Москва начала 90-х являла собой исключительное, захватывающее зрелище — и одновременно зрелище ужасающее, страшное до дрожи, если вы были тем человеком, которого там ждала пуля. В 1993 году, когда я ненадолго приехал в Москву, там уже вовсю стреляли; роскошные проститутки спокойно подыскивали себе клиентов средь бела дня; рестораны, в угоду новым русским, ломились от самых экзотических блюд и дорогих вин, а ночи были залиты огнями казино. К тому времени я уже свыкся с хаосом югославской войны, чья отвратительная логика была хотя бы понятной. Но Москва? Когда в начале 70 — х я впервые попал в советскую столицу, то поразился тому, какой она была безрадостной. Ее грандиозные здания в 1993 году были теми же, что и 20 лет назад, однако постичь умом эту появившуюся вдруг энергию и вспухшее гнойником богатство было трудно. Я провел целый вечер в недавно открывшемся ресторане, за блюдами, которые, должно быть, тянули на несколько звезд по классификации «Мишлен». Я наслаждался каждым кусочком еды и просто не мог представить себе, что это была та же самая Москва жесткого черного хлеба, яиц вкрутую и водянистого супа. Это была Россия из мира фантазий. От прежних времен осталось лишь самоуверенное жизнелюбие и веселое безразличие ко всему нерусскому. Русские, как и американцы, живут в такой большой стране, одаренной такой многообразной экономикой, что у обычных людей не много причин интересоваться чем — то еще, помимо собственной страны. А москвичи почти вовсе не интересуются тем, что творится за пределами их необычного города, — так было даже в советское время. За два года, прошедшие с 1991 года, когда я был в Москве последний раз, она успела преобразиться в захватывающее дух вавилонское столпотворение, с перестрелками, частной инициативой, деньгами, насилием и развлечениями.

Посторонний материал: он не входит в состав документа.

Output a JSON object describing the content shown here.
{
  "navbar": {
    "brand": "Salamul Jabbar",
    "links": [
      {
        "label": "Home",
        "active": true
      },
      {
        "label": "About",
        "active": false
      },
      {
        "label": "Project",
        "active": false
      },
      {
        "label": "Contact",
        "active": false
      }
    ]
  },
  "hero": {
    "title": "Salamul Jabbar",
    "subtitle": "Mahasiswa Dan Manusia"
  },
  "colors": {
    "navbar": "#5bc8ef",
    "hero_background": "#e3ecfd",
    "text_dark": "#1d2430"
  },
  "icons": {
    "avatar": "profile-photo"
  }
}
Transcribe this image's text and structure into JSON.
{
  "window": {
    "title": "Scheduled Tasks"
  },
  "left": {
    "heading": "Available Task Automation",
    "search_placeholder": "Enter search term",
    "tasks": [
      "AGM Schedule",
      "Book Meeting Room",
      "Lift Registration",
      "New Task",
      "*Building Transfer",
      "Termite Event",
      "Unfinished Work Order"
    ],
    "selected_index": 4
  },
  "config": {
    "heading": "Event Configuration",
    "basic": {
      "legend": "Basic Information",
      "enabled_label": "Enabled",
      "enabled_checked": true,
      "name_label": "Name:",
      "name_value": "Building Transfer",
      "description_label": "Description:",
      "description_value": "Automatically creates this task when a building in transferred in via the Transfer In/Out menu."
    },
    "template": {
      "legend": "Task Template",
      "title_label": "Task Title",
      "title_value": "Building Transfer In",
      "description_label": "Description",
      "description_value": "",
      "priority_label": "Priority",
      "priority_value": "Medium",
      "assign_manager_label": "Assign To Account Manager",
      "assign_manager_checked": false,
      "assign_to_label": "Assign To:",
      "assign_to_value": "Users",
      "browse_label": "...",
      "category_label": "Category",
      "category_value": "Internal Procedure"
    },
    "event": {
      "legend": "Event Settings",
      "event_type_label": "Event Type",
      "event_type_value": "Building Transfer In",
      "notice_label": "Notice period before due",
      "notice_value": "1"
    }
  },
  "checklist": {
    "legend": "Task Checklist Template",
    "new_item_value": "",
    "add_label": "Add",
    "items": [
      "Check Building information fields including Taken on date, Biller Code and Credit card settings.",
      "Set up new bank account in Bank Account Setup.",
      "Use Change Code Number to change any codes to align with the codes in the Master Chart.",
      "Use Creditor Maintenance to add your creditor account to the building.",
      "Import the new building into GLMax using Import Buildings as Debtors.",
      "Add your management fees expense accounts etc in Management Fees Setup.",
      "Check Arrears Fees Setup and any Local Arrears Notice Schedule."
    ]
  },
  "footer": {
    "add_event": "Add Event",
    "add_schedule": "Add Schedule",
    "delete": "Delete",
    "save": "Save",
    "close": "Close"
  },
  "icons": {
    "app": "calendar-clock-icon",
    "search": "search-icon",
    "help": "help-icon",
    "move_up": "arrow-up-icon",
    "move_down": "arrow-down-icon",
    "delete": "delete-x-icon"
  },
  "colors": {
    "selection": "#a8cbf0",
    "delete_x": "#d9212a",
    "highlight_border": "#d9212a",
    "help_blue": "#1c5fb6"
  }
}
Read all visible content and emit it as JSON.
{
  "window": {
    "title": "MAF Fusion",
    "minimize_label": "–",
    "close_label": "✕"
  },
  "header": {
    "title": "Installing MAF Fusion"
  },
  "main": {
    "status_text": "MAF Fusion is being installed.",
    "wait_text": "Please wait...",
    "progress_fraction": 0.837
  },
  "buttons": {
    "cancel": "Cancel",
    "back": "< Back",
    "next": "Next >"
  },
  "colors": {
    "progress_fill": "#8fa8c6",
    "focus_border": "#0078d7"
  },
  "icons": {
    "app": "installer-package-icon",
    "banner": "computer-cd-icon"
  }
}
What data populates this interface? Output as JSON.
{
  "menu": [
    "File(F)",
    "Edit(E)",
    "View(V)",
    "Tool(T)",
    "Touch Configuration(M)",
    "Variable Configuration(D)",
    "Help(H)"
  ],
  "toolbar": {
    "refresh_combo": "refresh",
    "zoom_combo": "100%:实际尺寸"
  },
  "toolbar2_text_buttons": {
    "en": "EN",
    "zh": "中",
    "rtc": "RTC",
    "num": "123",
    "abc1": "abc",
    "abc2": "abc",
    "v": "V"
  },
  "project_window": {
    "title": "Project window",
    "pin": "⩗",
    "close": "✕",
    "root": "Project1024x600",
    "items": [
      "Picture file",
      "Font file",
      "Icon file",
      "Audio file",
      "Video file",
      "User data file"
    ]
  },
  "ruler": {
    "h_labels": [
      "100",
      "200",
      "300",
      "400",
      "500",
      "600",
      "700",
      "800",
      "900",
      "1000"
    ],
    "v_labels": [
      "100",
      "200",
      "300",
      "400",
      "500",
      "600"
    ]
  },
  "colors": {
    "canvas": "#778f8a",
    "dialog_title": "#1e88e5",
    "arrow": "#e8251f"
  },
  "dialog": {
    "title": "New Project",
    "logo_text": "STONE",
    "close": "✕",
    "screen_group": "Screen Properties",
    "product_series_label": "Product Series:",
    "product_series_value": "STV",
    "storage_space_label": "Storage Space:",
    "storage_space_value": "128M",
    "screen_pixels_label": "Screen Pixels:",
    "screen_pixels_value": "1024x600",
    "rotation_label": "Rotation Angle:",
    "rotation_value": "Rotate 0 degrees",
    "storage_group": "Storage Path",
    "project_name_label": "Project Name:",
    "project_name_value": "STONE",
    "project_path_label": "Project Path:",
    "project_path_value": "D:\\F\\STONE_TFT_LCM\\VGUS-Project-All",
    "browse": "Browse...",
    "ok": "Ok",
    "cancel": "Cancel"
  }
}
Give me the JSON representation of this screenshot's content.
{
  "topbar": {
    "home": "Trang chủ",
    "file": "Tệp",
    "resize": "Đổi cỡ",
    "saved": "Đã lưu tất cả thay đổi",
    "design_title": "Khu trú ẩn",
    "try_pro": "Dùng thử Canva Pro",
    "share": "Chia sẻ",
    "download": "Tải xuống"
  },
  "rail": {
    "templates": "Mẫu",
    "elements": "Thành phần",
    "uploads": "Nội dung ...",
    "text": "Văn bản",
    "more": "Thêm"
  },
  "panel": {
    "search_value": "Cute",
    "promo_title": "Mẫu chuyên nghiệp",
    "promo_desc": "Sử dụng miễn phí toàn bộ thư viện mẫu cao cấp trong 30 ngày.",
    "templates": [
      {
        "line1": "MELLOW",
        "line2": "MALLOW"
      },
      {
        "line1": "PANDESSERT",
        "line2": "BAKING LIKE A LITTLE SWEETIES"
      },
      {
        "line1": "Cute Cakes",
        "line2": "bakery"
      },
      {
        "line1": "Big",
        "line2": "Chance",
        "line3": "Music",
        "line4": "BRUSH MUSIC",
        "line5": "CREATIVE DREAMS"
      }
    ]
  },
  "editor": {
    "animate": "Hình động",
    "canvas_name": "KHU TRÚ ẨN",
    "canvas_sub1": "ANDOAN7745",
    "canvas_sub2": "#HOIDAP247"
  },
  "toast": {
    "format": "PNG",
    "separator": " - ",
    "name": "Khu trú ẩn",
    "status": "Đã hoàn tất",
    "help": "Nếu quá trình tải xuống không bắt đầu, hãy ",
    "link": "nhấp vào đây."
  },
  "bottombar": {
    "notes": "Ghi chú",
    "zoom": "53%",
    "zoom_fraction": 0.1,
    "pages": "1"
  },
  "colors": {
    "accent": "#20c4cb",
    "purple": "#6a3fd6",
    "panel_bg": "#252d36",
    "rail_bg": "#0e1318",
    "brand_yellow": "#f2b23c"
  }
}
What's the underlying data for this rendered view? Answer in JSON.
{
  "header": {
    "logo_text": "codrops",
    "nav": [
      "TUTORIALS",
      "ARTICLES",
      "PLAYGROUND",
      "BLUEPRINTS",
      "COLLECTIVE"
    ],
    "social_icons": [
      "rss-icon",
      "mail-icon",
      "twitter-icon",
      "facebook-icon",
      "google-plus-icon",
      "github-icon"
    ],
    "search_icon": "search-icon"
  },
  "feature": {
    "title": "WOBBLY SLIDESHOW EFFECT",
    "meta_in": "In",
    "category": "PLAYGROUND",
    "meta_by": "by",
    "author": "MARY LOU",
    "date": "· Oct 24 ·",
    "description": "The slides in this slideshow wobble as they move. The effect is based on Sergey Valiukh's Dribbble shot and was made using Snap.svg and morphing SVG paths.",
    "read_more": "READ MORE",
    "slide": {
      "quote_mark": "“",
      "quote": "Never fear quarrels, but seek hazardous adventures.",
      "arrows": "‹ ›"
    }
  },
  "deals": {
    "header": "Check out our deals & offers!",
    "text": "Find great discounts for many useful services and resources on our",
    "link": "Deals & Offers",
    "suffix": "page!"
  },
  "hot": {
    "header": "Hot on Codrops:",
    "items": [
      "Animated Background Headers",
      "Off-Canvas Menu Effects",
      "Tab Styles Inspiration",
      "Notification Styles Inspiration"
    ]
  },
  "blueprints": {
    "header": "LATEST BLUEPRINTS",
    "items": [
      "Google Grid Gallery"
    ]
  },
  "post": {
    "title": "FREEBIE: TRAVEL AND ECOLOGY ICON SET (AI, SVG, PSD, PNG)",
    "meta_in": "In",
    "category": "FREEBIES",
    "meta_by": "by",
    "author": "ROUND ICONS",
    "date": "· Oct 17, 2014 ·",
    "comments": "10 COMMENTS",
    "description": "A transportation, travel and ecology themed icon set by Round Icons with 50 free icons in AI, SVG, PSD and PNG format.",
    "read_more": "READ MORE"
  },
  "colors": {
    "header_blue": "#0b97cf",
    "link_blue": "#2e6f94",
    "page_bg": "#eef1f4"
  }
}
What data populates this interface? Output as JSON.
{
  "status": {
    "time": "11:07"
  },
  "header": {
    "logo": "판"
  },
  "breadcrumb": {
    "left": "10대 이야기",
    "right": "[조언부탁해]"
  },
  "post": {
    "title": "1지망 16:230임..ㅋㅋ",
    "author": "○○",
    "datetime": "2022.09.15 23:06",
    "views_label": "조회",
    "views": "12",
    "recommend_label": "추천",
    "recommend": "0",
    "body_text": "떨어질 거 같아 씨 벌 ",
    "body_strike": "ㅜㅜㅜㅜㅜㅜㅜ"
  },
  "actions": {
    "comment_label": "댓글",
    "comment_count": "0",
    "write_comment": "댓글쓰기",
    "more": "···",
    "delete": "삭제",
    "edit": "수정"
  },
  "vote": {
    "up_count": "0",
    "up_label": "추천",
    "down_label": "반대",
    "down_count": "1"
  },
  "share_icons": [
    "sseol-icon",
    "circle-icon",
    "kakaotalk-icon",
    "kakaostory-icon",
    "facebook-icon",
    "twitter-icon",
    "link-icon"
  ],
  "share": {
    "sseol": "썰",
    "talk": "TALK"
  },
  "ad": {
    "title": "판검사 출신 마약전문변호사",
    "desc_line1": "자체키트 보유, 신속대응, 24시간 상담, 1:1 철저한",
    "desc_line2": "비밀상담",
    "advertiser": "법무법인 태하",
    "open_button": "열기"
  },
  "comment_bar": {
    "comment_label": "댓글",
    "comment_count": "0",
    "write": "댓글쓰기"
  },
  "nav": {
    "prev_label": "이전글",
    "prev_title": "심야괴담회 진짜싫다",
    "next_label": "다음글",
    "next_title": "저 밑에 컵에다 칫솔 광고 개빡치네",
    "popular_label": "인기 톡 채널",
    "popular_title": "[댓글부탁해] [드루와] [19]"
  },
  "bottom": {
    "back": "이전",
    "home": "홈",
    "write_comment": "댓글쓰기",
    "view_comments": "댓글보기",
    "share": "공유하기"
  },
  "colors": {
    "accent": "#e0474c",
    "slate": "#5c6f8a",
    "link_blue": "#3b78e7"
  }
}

Владимир Рушайло покачал головой и сочувственно улыбнулся бизнесмену, который сидел напротив.

— Я не могу его взять, Артем Михайлович.

— Почему нет?

— Во-первых, не было на это заказа и никто за это не заплатил, а во-вторых, если не взять с поличным, тогда нужно вести гнусное и долгое следствие, которое может закончиться ничем. — Начальник отдела МУРа, занимающегося организованной преступностью, Рушайло говорил, будто извиняясь, однако не мог понять, чего ради кому-то из его людей надо было вмешиваться в это дело.

— Вот когда он вас обстреляет или похитит, — поддержал один из подчиненных Рушайло, — тогда мы его и возьмем.

Артем Тарасов довольно ясно понимал смысл сказанного: лужа крови на асфальте — это для милиции веская причина вмешаться. Но угрозы? Если бы чудовищно перегруженная делами милиция бралась за расследование обычных угроз, то тот дикий цирк, каким была Россия начала 90-х, быстро исчез бы в лавине настоящей анархии.

Тарасов вздохнул. По всей видимости, он был обречен продолжать неприятный спор с бывшим деловым партнером, требовавшим возместить ему несколько миллионов долларов.

Он просто оказался одним из десятков тысяч россиян, которые стали жертвами вымогателей-рэкетиров.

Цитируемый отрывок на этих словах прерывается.